1. Field of the Invention
This invention relates in general to drywells and more particularly to a drywell structure which utilizes a filtration principle to prevent silt and other foreign materials from being transported by the drain water into the subterranean levels.
2. Description of the Prior Art
As is known in the art, a drywell is a structure formed in the earth for receiving water such as from a street after a storm, a roof drain system, floor drain system, or the like and draining that water into a permeable subterranean soil. Typically, a drywell is drilled, or otherwise formed in the ground so as to extend from ground level into permeable soil and the drywell is backfilled with selected rocks. A settling chamber defined by a concrete liner is located in the upper end of the drywell with a manhole cone on its upper end. A cast iron ring and grate are provided in the top of the manhole cone to receive the water to be drained, and the otherwise open bottom end of the setting chamber is closed with a porous filter fabric. In some instances, the lower portion of the concrete liner is provided with drain holes that extend laterally from the settling chamber into the rock-filled drywell. An imperforate overflow pipe extends upwardly from the bottom of the settling chamber and a cylindrical large mesh debris screen extends coaxially upwardly from the open upper end of the overflow pipe. A preforated drain pipe depends from the lower end of the overflow pipe through the rock-filled drywell and an injection screen is mounted on the lower end of the drain pipe.
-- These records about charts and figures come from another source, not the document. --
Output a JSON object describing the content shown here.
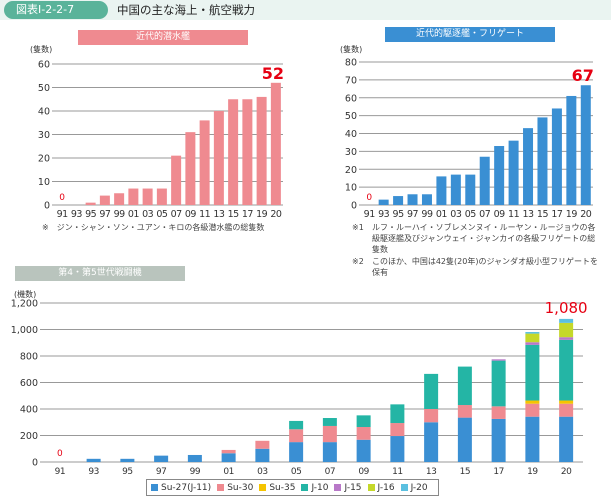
{
  "header": {
    "figure_number": "図表Ⅰ-2-2-7",
    "title": "中国の主な海上・航空戦力"
  },
  "colors": {
    "submarine": "#ef8a90",
    "destroyer": "#3a8fd3",
    "highlight": "#e60012",
    "grid": "#999999"
  },
  "chart_data": [
    {
      "type": "bar",
      "title": "近代的潜水艦",
      "ylabel": "(隻数)",
      "xlabel": "",
      "categories": [
        "91",
        "93",
        "95",
        "97",
        "99",
        "01",
        "03",
        "05",
        "07",
        "09",
        "11",
        "13",
        "15",
        "17",
        "19",
        "20"
      ],
      "values": [
        0,
        0,
        1,
        4,
        5,
        7,
        7,
        7,
        21,
        31,
        36,
        40,
        45,
        45,
        46,
        52
      ],
      "ylim": [
        0,
        60
      ],
      "yticks": [
        "0",
        "10",
        "20",
        "30",
        "40",
        "50",
        "60"
      ],
      "annotations": [
        {
          "category": "91",
          "text": "0"
        },
        {
          "category": "20",
          "text": "52"
        }
      ],
      "notes": [
        "※　ジン・シャン・ソン・ユアン・キロの各級潜水艦の総隻数"
      ],
      "grid": true
    },
    {
      "type": "bar",
      "title": "近代的駆逐艦・フリゲート",
      "ylabel": "(隻数)",
      "xlabel": "",
      "categories": [
        "91",
        "93",
        "95",
        "97",
        "99",
        "01",
        "03",
        "05",
        "07",
        "09",
        "11",
        "13",
        "15",
        "17",
        "19",
        "20"
      ],
      "values": [
        0,
        3,
        5,
        6,
        6,
        16,
        17,
        17,
        27,
        33,
        36,
        43,
        49,
        54,
        61,
        67
      ],
      "ylim": [
        0,
        80
      ],
      "yticks": [
        "0",
        "10",
        "20",
        "30",
        "40",
        "50",
        "60",
        "70",
        "80"
      ],
      "annotations": [
        {
          "category": "91",
          "text": "0"
        },
        {
          "category": "20",
          "text": "67"
        }
      ],
      "notes": [
        {
          "mark": "※1",
          "text": "ルフ・ルーハイ・ソブレメンヌイ・ルーヤン・ルージョウの各級駆逐艦及びジャンウェイ・ジャンカイの各級フリゲートの総隻数"
        },
        {
          "mark": "※2",
          "text": "このほか、中国は42隻(20年)のジャンダオ級小型フリゲートを保有"
        }
      ],
      "grid": true
    },
    {
      "type": "bar",
      "stacked": true,
      "title": "第4・第5世代戦闘機",
      "ylabel": "(機数)",
      "xlabel": "",
      "categories": [
        "91",
        "93",
        "95",
        "97",
        "99",
        "01",
        "03",
        "05",
        "07",
        "09",
        "11",
        "13",
        "15",
        "17",
        "19",
        "20"
      ],
      "ylim": [
        0,
        1200
      ],
      "yticks": [
        "0",
        "200",
        "400",
        "600",
        "800",
        "1,000",
        "1,200"
      ],
      "series": [
        {
          "name": "Su-27(J-11)",
          "color": "#3a8fd3",
          "values": [
            0,
            24,
            24,
            48,
            53,
            66,
            100,
            150,
            150,
            168,
            196,
            300,
            335,
            325,
            342,
            342
          ]
        },
        {
          "name": "Su-30",
          "color": "#ef8a90",
          "values": [
            0,
            0,
            0,
            0,
            0,
            25,
            60,
            97,
            122,
            96,
            98,
            100,
            95,
            95,
            98,
            98
          ]
        },
        {
          "name": "Su-35",
          "color": "#f5c400",
          "values": [
            0,
            0,
            0,
            0,
            0,
            0,
            0,
            0,
            0,
            0,
            0,
            0,
            0,
            0,
            24,
            24
          ]
        },
        {
          "name": "J-10",
          "color": "#24b5a5",
          "values": [
            0,
            0,
            0,
            0,
            0,
            0,
            0,
            63,
            60,
            88,
            141,
            265,
            290,
            345,
            420,
            458
          ]
        },
        {
          "name": "J-15",
          "color": "#b878c8",
          "values": [
            0,
            0,
            0,
            0,
            0,
            0,
            0,
            0,
            0,
            0,
            0,
            0,
            0,
            10,
            20,
            20
          ]
        },
        {
          "name": "J-16",
          "color": "#c5d82a",
          "values": [
            0,
            0,
            0,
            0,
            0,
            0,
            0,
            0,
            0,
            0,
            0,
            0,
            0,
            0,
            65,
            108
          ]
        },
        {
          "name": "J-20",
          "color": "#5bc0e0",
          "values": [
            0,
            0,
            0,
            0,
            0,
            0,
            0,
            0,
            0,
            0,
            0,
            0,
            0,
            0,
            12,
            30
          ]
        }
      ],
      "totals_shown": [
        {
          "category": "91",
          "text": "0"
        },
        {
          "category": "20",
          "text": "1,080"
        }
      ],
      "legend_position": "bottom-center",
      "grid": true
    }
  ]
}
When drain water is received in the drywell structure, it will enter and fill the settling chamber to the level of the open upper end of the overflow pipe. When filled to this level, drainage will begin in an overflow manner via the overflow pipe, drain pipe and injection screen through the rock interface into the permeable soil. When and if the permeable soil becomes saturated, water flow through the injection screen will be reduced and the flow rate will be increased through the multiple apertures of the perforated drain pipe. And, water will also flow out of the settling chamber through the filter fabric provided in its bottom end and through the lateral drain holes formed in the lower portion of the concrete liner.
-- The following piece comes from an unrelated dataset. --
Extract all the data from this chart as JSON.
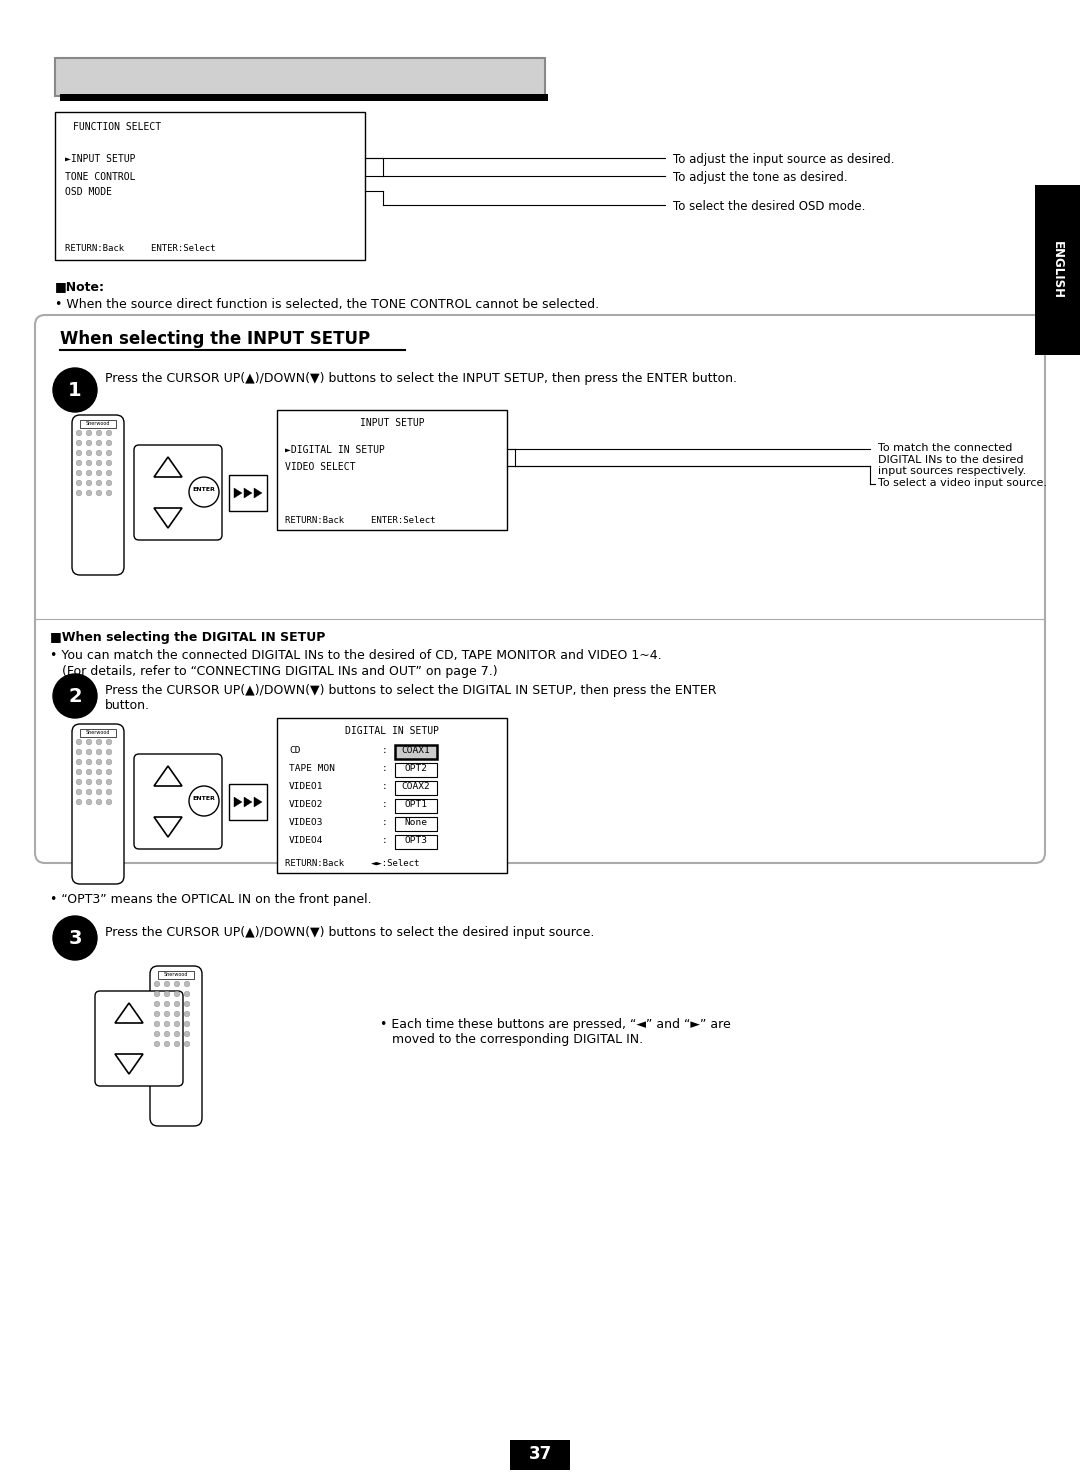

As in most, if not all, water drainage, some silt and other foreign matter will be carried by the water into the settling chamber. The ideal result will be that the silt and non-floating foreign matter will settle to the bottom of the settling chamber and the floating foreign materials will be prevented from entering the overflow pipe by the debris screen, and periodic cleaning of the settling chamber is needed to remove the settled materials.
Even when the settling chamber of such a prior art drywell is clean, not all of the silt and other foreign materials will settle out, particularly when incoming water flow is heavy such as during and immediately after a storm. As the settling chamber becomes filled, this problem is aggravated and can become critical if the required cleaning of the settling chamber is neglected.
The silt and other foreign materials which enter the overflow pipe and are carried to subterranean levels result in contamination of the drywell which at first reduces its water dissipation capabilities and eventually destroys the useful life of the drywell. The silt and other foreign materials form a cake which clogs the porous soil around the drywell and clogs the rock back fill. When this occurs, the drywell must be abandoned.
Therefore, a need exists for a new and improved drywell structure which overcomes, or at least substantially reduces, the problems and shortcomings of the prior art.